The simultaneous joy and terror of using a new skincare product is unmatched (seriously, they should come up with a word for this feeling). Maybe we’ve finally found the serum that will take our skin from “okay” to “dewy dumpling”… or maybe we’ll wake up with some nice, juicy pimples.
But those two things are not necessarily exclusive, as in the case of purging. As they say, sometimes things have to get worse before they get better, so we just need to be patient and give our little serum the time it needs to work its magic.
On the flip side, if a product is making us break out, continuing to use it is not a good idea.
But how can we tell if a product is causing purging or clogging our pores? Although they may appear similar, there are some telltale distinctions between the two.
We tapped Renee Rouleau, celebrity aesthetician and founder of her eponymous skincare line, to—ahem—clear things up.
Purging vs. Breaking Out
“Purging can happen when you start using a new skincare product that increases the rate of cellular turnover,” Renee explains. “Because your skin cells are turning over more quickly, pre-existing clogged pores that might’ve taken weeks (or even months) to surface appear all at once. In short, you’re speeding up breakouts that were already going to happen at some point. Think of it as ‘cleaning out’ your pores. Whatever is already in there has to come out.
“Breakouts happen when a product or behavior is causing new clogged pores to form.
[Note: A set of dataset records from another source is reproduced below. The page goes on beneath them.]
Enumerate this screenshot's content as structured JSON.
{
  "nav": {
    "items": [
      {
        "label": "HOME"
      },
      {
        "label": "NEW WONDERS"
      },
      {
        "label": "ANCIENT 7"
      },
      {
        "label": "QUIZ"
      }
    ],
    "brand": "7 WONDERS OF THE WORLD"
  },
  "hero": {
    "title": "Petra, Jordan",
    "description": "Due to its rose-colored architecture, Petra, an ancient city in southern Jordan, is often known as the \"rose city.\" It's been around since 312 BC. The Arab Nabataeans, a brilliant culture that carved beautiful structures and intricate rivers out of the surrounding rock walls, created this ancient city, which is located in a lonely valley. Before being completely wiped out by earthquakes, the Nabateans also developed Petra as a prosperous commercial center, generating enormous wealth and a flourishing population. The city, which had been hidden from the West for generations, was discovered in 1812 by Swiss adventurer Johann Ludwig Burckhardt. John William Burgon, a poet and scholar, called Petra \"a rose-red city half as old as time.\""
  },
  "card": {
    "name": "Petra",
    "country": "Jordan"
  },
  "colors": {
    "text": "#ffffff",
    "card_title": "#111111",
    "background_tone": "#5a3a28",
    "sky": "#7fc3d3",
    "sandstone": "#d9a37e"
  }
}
This could be from using a moisturizer that’s too rich for your skin, not washing your face regularly, hormonal imbalances, or any other number of things.”
Signs of purging:
Renee says that you’ll only see purging when you introduce products with ingredients that increase cell turnover. “The most common culprits are exfoliating acids (for shedding old, expired cells) and retinol (for bringing fresh, new skin cells to the surface),” she explains. “Whatever is lurking in your pores will be pushed up and out faster when you’re using these ingredients.”
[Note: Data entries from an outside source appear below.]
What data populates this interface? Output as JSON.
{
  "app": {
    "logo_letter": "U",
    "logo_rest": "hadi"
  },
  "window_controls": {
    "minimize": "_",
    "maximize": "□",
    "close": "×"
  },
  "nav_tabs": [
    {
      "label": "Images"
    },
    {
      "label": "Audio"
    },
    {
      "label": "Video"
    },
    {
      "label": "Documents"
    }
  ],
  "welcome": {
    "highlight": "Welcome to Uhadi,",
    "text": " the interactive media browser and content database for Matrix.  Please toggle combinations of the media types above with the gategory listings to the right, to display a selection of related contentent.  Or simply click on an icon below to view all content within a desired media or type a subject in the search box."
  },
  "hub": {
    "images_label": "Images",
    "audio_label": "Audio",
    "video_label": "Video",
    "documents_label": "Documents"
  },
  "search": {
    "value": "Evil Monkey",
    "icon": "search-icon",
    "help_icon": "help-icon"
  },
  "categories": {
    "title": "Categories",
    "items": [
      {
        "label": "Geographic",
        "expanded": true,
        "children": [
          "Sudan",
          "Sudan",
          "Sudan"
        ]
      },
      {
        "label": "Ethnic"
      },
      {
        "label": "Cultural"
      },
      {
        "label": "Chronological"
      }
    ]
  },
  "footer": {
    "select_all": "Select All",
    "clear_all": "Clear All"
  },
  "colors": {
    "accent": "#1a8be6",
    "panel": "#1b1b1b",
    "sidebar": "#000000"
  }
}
“Another good rule of thumb is to look at the location of the breakouts,” Renee says. “If you’re breaking out in the same areas you normally do, it’s more likely you’re purging existing clogged pores.”
She adds that, depending on the strength of the products you’re using and the severity of your clogged pores, purging should only last about four to six weeks. “If you’re not seeing any improvement after this point, you may want to regroup and reevaluate the products you’re using (or consult an aesthetician or dermatologist),” she advises.
Signs of a breakout:
“If you haven’t introduced products with any of the ingredients mentioned above (like exfoliating acids or retinol), it’s unlikely you’re experiencing purging,” Renee says.
Another major clue: “If breakouts occur in new areas, they’re less likely to be purging,” she adds.
How to Make Purging More Bearable
“Purging can be frustrating to work through, but the end result is rewarding. Luckily, there are a few things you can do to make the process more bearable,” Renee says.
“If you introduced exfoliating acids or retinol products, you can try using them less frequently. This will slow down the purging, but it will also draw the process out a little longer,” she explains.
“You can also use a companion product like Rapid Response Detox Masque to help manage purging,” she says. “This mask is hydrating and gentle enough to be used every day if needed. It helps manage the severity of breakouts by calming redness and inflammation. As a bonus, it has acne-fighting ingredients like tea tree oil and salicylic acid.” (P.S. Our wellness editor swears by this mask.)